Раздался, наконец, телефонный звонок, которого с таким нетерпением ждал Кошроков. Звонил бухгалтер конзавода: заикаясь от радости, старик говорил путанно, обрывками фраз; слова разлетались в разные стороны, как птицы на току. И телефон был старый, слышимость — отвратительная, однако Доти Матович уловил главное — Айтек и Нарчо вернулись с косяком отменных кобылиц, безусловно, годных к воспроизводству. Кошроков забыл о кукурузе, вчерашнем напряженном заседании.
— Я возвращаюсь на конзавод, а ты жми на все педали. Но я не надолго. Приму лошадей, и назад, — говорил Доти Матович Чорову, собираясь в дорогу. Чоров, встав в пять утра, проводил индивидуальную «накачку» каждого председателя колхоза, устанавливая план сдачи хлеба из урожая, собранного на приусадебных участках.
— Прибыли лошади? Поздравляю! Конзавод можно уже считать действующим! — Чоров изображал радость, но глаза его оставались пустыми, равнодушными. Какое ему дело до чьих-то лошадей! Ему нужен план по кукурузе.
— Пятнадцать голов кабардинской породы. Представляешь, казаки сохранили кабардинских лошадей! Это ведь те кони, на которых мы уезжали на фронт. Никто не сомневался в их гибели, а они, оказывается, уцелели.
— У казаков, как и горцев, «лошадиная» душа.
Кошроков спешил:
— Договорились. Через день пришли за мной машину, а то, боюсь, мой «ординарец» еле передвигает ноги от усталости. Пятьсот километров верхом — не шутка. Переход для тренированного кавалериста.
— Есть! — Чоров не собирался провожать директора конзавода: и так немало для него сделал; вот, отправляет на своей машине, потом снова пошлет за ним. — Если что изменится — позвони.

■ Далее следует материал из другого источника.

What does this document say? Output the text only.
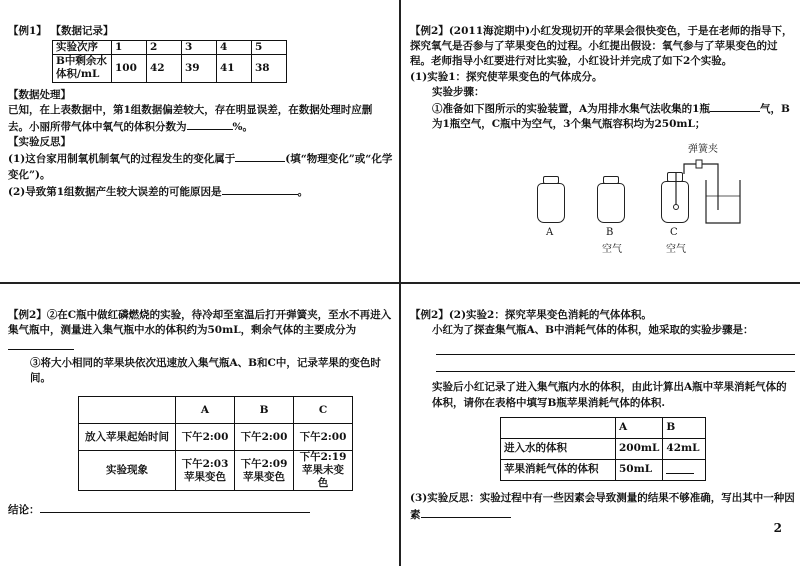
【例1】 【数据记录】

实验次序	1	2	3	4	5
B中剩余水体积/mL	100	42	39	41	38

【数据处理】

已知，在上表数据中，第1组数据偏差较大，存在明显误差，在数据处理时应删去。小丽所带气体中氧气的体积分数为	%。

【实验反思】

(1)这台家用制氧机制氧气的过程发生的变化属于	(填“物理变化”或“化学变化”)。

(2)导致第1组数据产生较大误差的可能原因是	。

【例2】(2011海淀期中)小红发现切开的苹果会很快变色，于是在老师的指导下，探究氧气是否参与了苹果变色的过程。小红提出假设：氧气参与了苹果变色的过程。老师指导小红要进行对比实验，小红设计并完成了如下2个实验。

(1)实验1：探究使苹果变色的气体成分。

实验步骤：

①准备如下图所示的实验装置，A为用排水集气法收集的1瓶	气，B为1瓶空气，C瓶中为空气，3个集气瓶容积均为250mL；

A	B
空气
弹簧夹
C
空气

【例2】②在C瓶中做红磷燃烧的实验，待冷却至室温后打开弹簧夹，至水不再进入集气瓶中，测量进入集气瓶中水的体积约为50mL，剩余气体的主要成分为

③将大小相同的苹果块依次迅速放入集气瓶A、B和C中，记录苹果的变色时间。

	A	B	C
放入苹果起始时间	下午2:00	下午2:00	下午2:00
实验现象	下午2:03苹果变色	下午2:09苹果变色	下午2:19苹果未变色

结论：

【例2】(2)实验2：探究苹果变色消耗的气体体积。

小红为了探查集气瓶A、B中消耗气体的体积，她采取的实验步骤是：

实验后小红记录了进入集气瓶内水的体积，由此计算出A瓶中苹果消耗气体的体积，请你在表格中填写B瓶苹果消耗气体的体积.

	A	B
进入水的体积	200mL	42mL
苹果消耗气体的体积	50mL	

(3)实验反思：实验过程中有一些因素会导致测量的结果不够准确，写出其中一种因素

2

Выйдя в приемную, Доти Матович увидел Курацу, сидевшую рядом с корреспондентом местной газеты Зурабом Куантовым. Кураца была одета уже совсем не так нарядно, как на свадьбе, — темная стеганка нараспашку, под ней китель, оставшийся от мужа, шерстяной платок, войлочные сапоги, обшитые кожей. С кителем она почти никогда не разлучалась; ей казалось, она ощущает присутствие мужа, когда ходит в нем. Увидев Доти Матовича, Кураца радостно заулыбалась.
— Я слышала — лошади прибыли. Поздравляю! — Глаза ее оставались печальными. — У тебя ведь старейший конзавод, древние традиции…
— Завод и впрямь старинный. В прошлом веке основан. Каких скакунов там выращивали прежде — сказка!.. А ты почему здесь?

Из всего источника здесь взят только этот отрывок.